Racism can assume many forms. Whether it’s the explicit judgment of others because of skin color, telling a bad joke in the break room, or more subtle versions where the person doesn’t even realize they carry an implicit bias – like assuming someone is less qualified for a job.
To the Grand Rapids Chamber, racism is a disease – and like many other diseases, there is a cure. Take part in the healing process with the Chamber’s Institute for Healing Racism (IHR).
“For 20 years, the Chamber’s IHR has provided a facilitated process, language, and context to examine racism to help move equity forward,” said Sonya Hughes, the Chamber’s Vice President of Inclusion. “We’re proud to have put over 2,000 through the program and are thankful for the many volunteers, partners, and supporters that have contributed to the success and sustainability of the initiative. While we recognize progress has been made, there is still work to be done.”
CREATING A DIALOGUE
Facing Racism, IHR’s 2-day program, ultimately teaches that we must bring racism to the forefront of our discussions and embrace it as both a personal and societal problem. Once this is accomplished, the framework is set for not only knowing how to identify racism, but how to take steps in eliminating it from both our workplaces and our communities.
The program is designed to attack the disease of racism from all sides. Throughout the program, a racially diverse group of people commit to learning how to diagnose and heal the disease by first dissecting their own thoughts, feelings, and actions. Most importantly, each participant must be able to listen in a non-judgmental, objective manner.
Once this first step of trust and understanding has been taken, the members of the group are more receptive to open and honest discussions about some of the most understated and controversial topics related to racism. What does it mean to be a person of color? What does it mean to be white? How is this racism affecting my company? By the end of the session, each participant will be empowered with the knowledge and insight of how to combat racism in his or her workplace, personal life, and community.
“We talk about a difficult topic, but we do it in a safe space,” said Kenneth James, Talent Development Program Manager of the Chamber. “We’re not attacking any individual or a group of people. We do have to take a look at our past, and there’s some pain there, but it’s done safely and respectfully.’

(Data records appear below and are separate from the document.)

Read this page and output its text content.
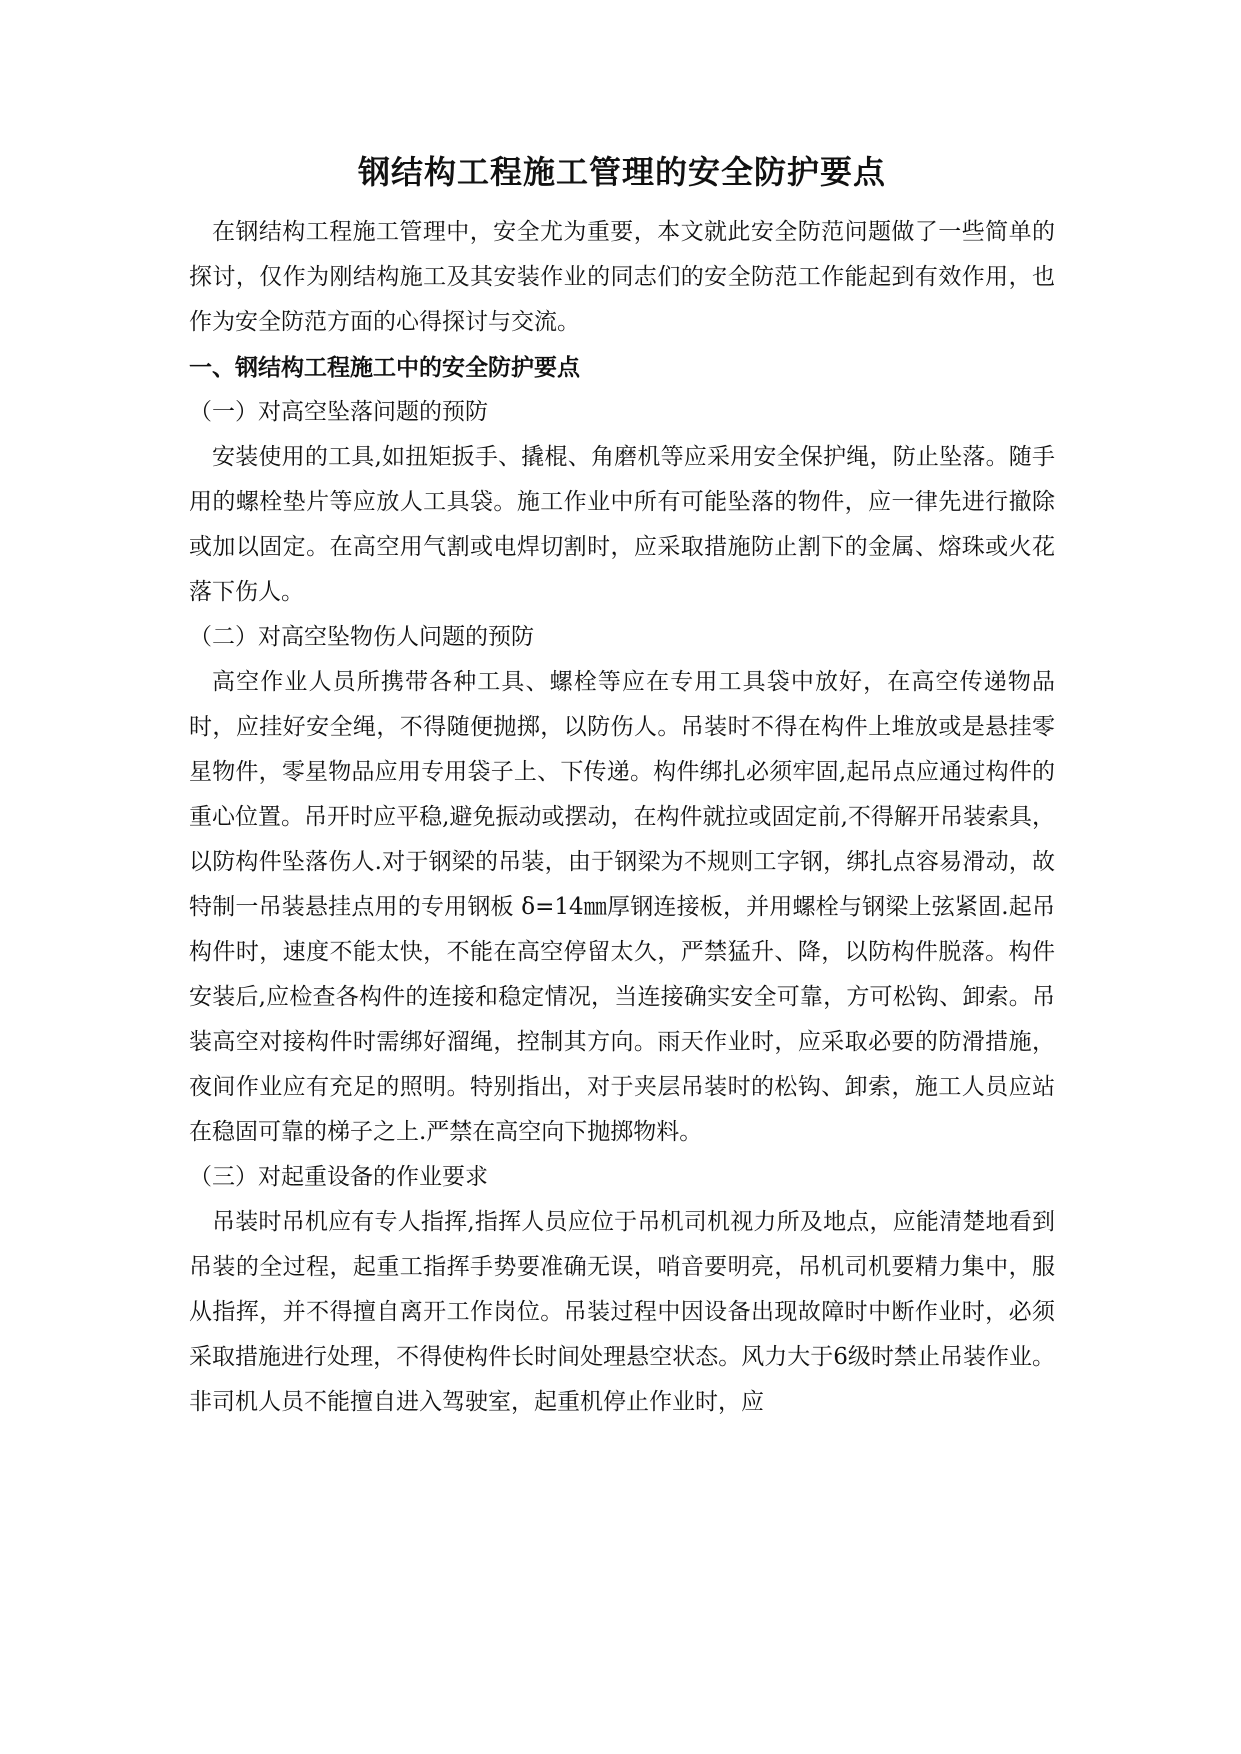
钢结构工程施工管理的安全防护要点

在钢结构工程施工管理中，安全尤为重要，本文就此安全防范问题做了一些简单的探讨，仅作为刚结构施工及其安装作业的同志们的安全防范工作能起到有效作用，也作为安全防范方面的心得探讨与交流。

一、钢结构工程施工中的安全防护要点

（一）对高空坠落问题的预防

安装使用的工具,如扭矩扳手、撬棍、角磨机等应采用安全保护绳，防止坠落。随手用的螺栓垫片等应放人工具袋。施工作业中所有可能坠落的物件，应一律先进行撤除或加以固定。在高空用气割或电焊切割时，应采取措施防止割下的金属、熔珠或火花落下伤人。

（二）对高空坠物伤人问题的预防

高空作业人员所携带各种工具、螺栓等应在专用工具袋中放好，在高空传递物品时，应挂好安全绳，不得随便抛掷，以防伤人。吊装时不得在构件上堆放或是悬挂零星物件，零星物品应用专用袋子上、下传递。构件绑扎必须牢固,起吊点应通过构件的重心位置。吊开时应平稳,避免振动或摆动，在构件就拉或固定前,不得解开吊装索具，以防构件坠落伤人.对于钢梁的吊装，由于钢梁为不规则工字钢，绑扎点容易滑动，故特制一吊装悬挂点用的专用钢板 δ=14㎜厚钢连接板，并用螺栓与钢梁上弦紧固.起吊构件时，速度不能太快，不能在高空停留太久，严禁猛升、降，以防构件脱落。构件安装后,应检查各构件的连接和稳定情况，当连接确实安全可靠，方可松钩、卸索。吊装高空对接构件时需绑好溜绳，控制其方向。雨天作业时，应采取必要的防滑措施，夜间作业应有充足的照明。特别指出，对于夹层吊装时的松钩、卸索，施工人员应站在稳固可靠的梯子之上.严禁在高空向下抛掷物料。

（三）对起重设备的作业要求

吊装时吊机应有专人指挥,指挥人员应位于吊机司机视力所及地点，应能清楚地看到吊装的全过程，起重工指挥手势要准确无误，哨音要明亮，吊机司机要精力集中，服从指挥，并不得擅自离开工作岗位。吊装过程中因设备出现故障时中断作业时，必须采取措施进行处理，不得使构件长时间处理悬空状态。风力大于6级时禁止吊装作业。非司机人员不能擅自进入驾驶室，起重机停止作业时，应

LOOKING BEYOND THE BOTTOM LINE
We believe the most effective way to combat racism is to educate individuals by use of an honest and open dialogue. Together, we can rebuild our multicultural community into a place where people of all races can live and work in an understanding and affirming manner. Through our program, participants begin a learning process that will enable them to become a catalyst for racial unity, not only within their workplaces but throughout all aspects of their lives.
“I’m a big advocate of IHR. It gives you a lens that the average person hasn’t been exposed to and that’s phenomenal,” said James. “We also give it a business spin by discussing hiring policies and employer relations. A harmonious work environment will positively impact your company’s bottom line.”
Ensure the health of your company and community by becoming a healer of racism.